TCP Port 33621 denied by ACL

JOHN FROST · ‎05-03-2016

I have just started using ACL's in my environment. After creating all the ACL's I want in place I started monitoring to see what was denied. The one thing that I keep seeing is access to tcp port 33621denied. It looks like just about every host in my environment is trying to hit a single server on this port number. What is driving me nuts is trying to figure what this port is for, because at this rate it is going to fill up my syslog server before long. I can't find any reference to it on the internet. There are two services this server is used for, a local host update server for Symantec's endpoint protection and a print server. I scoured the documentation for both products to see if that port was used by them but there is nothing about it. Does anyone have any idea what this port is or how to isolate a service using it?

Ben Gartland · ‎05-04-2016

Hi John,

If you're more interested in determining the source application of the traffic, so you can decide how to handle it in the ACLs, go to a WIndows PC that you have seen as a source of the traffic in the Syslog events, then run this Windows command in a command session (DOS box).

netstat -bvn

This will show you the usual netstat info like source & destination IP address, ports, protocol.
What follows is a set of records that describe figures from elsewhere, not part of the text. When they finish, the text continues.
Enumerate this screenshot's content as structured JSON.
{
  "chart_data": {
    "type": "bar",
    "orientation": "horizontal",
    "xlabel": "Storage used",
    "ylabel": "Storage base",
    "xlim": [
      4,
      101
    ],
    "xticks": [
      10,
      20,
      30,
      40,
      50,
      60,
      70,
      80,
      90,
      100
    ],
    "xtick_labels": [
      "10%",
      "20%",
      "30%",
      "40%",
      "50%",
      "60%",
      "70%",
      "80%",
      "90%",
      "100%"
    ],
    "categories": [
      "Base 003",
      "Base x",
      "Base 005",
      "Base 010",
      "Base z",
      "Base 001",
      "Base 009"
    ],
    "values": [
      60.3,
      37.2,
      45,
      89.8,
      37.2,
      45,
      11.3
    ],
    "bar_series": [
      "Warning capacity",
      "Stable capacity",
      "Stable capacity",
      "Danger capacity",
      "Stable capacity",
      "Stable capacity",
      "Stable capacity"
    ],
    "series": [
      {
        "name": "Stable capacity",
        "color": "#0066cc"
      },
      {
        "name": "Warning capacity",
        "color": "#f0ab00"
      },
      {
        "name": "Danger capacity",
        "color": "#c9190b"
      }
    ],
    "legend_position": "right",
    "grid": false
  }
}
But it will also show the application that is in use for that given socket.

If the traffic is not constant, you may have to script this command to run every few seconds and log the output to a text file, then when you see the Syslog event, check the log file.

Hope this helps

Ben

JOHN FROST · ‎05-04-2016

That is a good idea!

Running netsstat shows a syn_sent for the spooler service. I just find it a little odd because it seems to only be coming from a handful of machines and the source port isn't always the same, but the destination IP and port is. It also seems to be going on all day and night, not just a certain period of time.

Ben Gartland · ‎05-05-2016

Hi John,

Spooler service is for printing. So maybe all the PCs use a common print server or network printer, the regular traffic will likely be printer (or print server) status checks. Possibly all the PCs have a printer management/status application installed as well as a print driver. Time for a dig around on those PCs.

It is normal for the source port to change, this is the expected behaviour, the destination port will remain constant.

Cheers,

Ben

JOHN FROST · ‎05-05-2016

That is the most strange part about it all. All pc's in our domain are configured to use the same print server and all the same printers via group policy. So there shouldn't be anything unique between them, as far as the spooler server is concerned, yet there's only about a dozen out of 200 devices generating these requests.

They're spread out over a good distance, so it's going to take some time get around to each for investigation. That's why I was hoping to find a more automated way to track down what this was.